- Born: 1946 Chicago, Illinois
- Died: April 6, 1995 (aged 48–49)
- Education: University of Hawaii
- Occupation: futurologist

= Tom Mandel (futurist) =

Tom Mandel (1946 - April 6, 1995) was an American futurologist. He was born in Chicago, Illinois. He dropped out of college twice and served in the United States Marine Corps in the Vietnam War for nine months in 1969. In 1972, he was the first graduate of the "Futures program" at the University of Hawaii.
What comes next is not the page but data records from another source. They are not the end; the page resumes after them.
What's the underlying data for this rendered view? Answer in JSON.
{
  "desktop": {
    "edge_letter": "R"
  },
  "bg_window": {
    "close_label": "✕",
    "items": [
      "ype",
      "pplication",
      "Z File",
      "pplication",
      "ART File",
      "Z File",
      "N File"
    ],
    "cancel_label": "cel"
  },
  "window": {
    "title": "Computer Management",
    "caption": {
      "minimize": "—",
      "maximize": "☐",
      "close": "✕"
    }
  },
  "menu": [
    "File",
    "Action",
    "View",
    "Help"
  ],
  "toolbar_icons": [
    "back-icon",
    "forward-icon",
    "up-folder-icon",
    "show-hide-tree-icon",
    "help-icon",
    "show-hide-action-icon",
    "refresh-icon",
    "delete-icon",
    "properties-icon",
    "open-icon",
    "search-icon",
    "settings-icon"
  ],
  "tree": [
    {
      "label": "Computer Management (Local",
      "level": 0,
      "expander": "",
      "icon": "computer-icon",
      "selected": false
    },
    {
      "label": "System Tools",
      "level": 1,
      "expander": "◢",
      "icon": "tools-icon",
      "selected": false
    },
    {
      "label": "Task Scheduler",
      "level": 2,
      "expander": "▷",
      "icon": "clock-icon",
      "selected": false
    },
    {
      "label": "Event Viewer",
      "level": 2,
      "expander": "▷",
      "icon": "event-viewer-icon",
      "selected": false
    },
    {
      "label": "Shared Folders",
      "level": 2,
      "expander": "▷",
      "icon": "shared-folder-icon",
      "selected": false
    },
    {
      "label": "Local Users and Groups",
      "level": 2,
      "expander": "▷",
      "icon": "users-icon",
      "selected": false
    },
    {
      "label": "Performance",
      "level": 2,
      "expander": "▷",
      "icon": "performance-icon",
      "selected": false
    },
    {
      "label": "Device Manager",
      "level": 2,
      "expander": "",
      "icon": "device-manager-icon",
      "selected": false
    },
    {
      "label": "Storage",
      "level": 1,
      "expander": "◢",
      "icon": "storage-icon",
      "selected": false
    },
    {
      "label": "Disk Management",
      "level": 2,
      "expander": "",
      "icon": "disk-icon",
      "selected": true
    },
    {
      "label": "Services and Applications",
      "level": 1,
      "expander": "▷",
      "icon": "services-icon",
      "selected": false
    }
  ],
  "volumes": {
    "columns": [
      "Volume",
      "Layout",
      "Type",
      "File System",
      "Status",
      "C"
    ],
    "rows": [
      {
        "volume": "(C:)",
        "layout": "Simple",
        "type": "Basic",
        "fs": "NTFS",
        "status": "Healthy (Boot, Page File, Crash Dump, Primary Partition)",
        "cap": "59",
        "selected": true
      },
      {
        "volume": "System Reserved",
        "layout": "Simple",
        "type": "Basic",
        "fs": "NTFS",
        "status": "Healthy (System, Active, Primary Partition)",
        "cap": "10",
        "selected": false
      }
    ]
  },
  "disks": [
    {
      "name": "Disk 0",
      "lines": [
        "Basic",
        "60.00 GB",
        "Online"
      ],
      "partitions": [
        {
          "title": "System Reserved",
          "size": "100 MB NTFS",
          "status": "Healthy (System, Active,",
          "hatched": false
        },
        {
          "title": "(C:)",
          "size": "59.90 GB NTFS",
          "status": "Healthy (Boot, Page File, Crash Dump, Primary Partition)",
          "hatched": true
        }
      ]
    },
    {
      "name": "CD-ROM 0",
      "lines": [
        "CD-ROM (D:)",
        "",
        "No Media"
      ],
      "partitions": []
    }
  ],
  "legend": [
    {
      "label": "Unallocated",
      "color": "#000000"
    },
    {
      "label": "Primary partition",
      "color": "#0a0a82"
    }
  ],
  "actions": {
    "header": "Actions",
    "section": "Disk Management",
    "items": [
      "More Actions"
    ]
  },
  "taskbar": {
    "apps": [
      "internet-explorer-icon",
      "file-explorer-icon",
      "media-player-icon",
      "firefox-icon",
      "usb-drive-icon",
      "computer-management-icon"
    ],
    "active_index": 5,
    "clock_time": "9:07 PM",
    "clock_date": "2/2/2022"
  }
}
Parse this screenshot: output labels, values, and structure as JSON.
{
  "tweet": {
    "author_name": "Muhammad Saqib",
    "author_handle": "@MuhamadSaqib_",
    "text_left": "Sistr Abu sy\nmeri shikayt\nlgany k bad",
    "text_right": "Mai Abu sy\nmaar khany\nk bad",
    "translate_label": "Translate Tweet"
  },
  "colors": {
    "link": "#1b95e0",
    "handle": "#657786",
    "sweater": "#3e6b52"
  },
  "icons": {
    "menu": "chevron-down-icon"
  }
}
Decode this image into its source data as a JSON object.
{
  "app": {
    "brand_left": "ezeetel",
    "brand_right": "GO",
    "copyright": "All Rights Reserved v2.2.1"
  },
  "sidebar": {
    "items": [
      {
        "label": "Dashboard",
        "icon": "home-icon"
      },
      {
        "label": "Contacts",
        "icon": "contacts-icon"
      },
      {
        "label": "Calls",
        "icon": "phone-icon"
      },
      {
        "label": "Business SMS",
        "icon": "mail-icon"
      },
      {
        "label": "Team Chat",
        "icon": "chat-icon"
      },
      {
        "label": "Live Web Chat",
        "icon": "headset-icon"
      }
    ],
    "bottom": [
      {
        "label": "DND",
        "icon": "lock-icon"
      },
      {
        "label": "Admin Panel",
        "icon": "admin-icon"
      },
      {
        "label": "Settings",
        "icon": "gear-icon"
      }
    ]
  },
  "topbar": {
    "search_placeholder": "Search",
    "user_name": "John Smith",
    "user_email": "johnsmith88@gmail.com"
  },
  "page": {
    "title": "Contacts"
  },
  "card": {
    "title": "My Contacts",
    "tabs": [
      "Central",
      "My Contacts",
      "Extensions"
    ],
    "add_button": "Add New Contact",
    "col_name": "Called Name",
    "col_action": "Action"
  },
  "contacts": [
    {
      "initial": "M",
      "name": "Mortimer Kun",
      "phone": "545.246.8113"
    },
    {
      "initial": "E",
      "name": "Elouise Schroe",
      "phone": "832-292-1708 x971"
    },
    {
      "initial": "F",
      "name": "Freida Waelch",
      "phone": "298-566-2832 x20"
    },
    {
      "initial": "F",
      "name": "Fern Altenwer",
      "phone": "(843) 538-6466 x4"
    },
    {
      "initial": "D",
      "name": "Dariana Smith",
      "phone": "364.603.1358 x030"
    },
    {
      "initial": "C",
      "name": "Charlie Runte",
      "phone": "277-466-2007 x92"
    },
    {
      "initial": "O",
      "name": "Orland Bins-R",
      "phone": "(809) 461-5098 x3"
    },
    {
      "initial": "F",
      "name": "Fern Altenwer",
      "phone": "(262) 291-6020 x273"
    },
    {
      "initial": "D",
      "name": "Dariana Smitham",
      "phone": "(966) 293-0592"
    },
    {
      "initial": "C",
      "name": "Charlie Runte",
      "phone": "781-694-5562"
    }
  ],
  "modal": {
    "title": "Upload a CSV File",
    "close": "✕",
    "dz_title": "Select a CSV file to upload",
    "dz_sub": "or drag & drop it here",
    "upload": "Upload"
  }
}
He then did some graduate work in cybernetics at San Jose State University and was hired as a futurologist by SRI International (formerly the Stanford Research Institute) in Menlo Park, California, in 1975.

Mandel's consulting practice focused on social trend analysis and forecasting for a wide range of consumer products and technology companies, and he published several scenarios reports in collaboration with the Values and Lifestyles (VALS) program at SRI and as a senior consultant in SRI's Business Intelligence Center.

In addition to his work at SRI, Mandel was an editor of Time Online and "one of the most prolific citizens of the on-line community known as the Well," where he was considered "a central figure." His experiences in that community became the basis of a magazine article and a book by Katie Hafner.

Mandel was "one of the first (if not the first) to share on-line, with a wide audience, his own experience of dying." On March 25, 1995, he posted on The Well that he was dying of lung cancer. He died eleven days later on April 6, 1995, at Stanford University Hospital, listening to Beethoven's Ninth Symphony with his wife Nana. He was 49.